I wait for a call, a threat, a demand that I follow and show her the tourist highlights of the fucking attic, but none comes.
She’s left me alone.
I scramble over to the dressing table and claw the jewellery and photo frames out of the way. I’ve probably only got a few seconds, but if I can just hide the handset somewhere on me, then the next time her guard drops I can…
But I falter, my hands slowing as they pick through the pearls, moving the perfume bottles out of the way. I peer into the dusty ravine of cobwebs between the dressing table and the wall, in case it’s got knocked down there, but it hasn’t.
I stand, blinking and swallowing, my stomach hollowing out. I search one last time, but in vain. I was sure. I was so sure I saw it.
But Mum’s phone is no longer there.
CHAPTER SIX
Cat
Like always, I check my reflection in Evie’s fancy brass door knocker before I press the bell. I changed out of my school uniform in the loo of the McDonald’s on the high street, and while my outfit doesn’t make me glamorous exactly (it’s a denim skirt and a vest top, not eye of newt and the finger of a birth-strangled babe), I do at least look a little more mature, more presentable. Even now, three years after I was first summoned by Evie to her four-bed mansion on the edge of Clapham Common, this still feels like an audience.

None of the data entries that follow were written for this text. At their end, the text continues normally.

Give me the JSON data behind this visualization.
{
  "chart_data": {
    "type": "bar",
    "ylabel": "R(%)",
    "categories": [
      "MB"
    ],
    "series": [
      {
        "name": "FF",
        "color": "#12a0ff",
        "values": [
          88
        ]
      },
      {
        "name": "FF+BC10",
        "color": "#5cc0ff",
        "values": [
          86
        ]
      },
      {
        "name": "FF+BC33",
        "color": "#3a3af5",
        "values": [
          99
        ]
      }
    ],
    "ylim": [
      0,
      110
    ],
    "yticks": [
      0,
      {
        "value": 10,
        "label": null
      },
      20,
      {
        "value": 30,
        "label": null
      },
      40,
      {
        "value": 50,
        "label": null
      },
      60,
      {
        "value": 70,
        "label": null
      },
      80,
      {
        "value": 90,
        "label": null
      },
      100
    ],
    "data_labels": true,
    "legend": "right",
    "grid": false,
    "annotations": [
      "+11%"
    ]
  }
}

Back then I only knew her as Teenage Petrolhead, at once world-renowned and anonymous. She’d linked to a fic of mine on her Tumblr, the main one, with over half a million followers, and my dash had erupted, like unpronounceable-Icelandic-volcano-ground-all-aircraft erupted. I was elated. I felt like my future had finally arrived.
I was still responding to comments at breakfast when I got her DM and I’d barely slept. I read it and sprayed milk and Frosties halfway across the table. She’d invited me round for tea.
It’s surprising how little has changed since. Back then, maybe my throat was a little drier, maybe I trembled at a slightly higher frequency, but the sweat’s still slick on my hand and I’ve still skipped a lesson to be here. Biology. I’m barely keeping my head above water in it at the moment, but I’ve never refused an invitation from Evie. I’m terrified they’ll stop coming.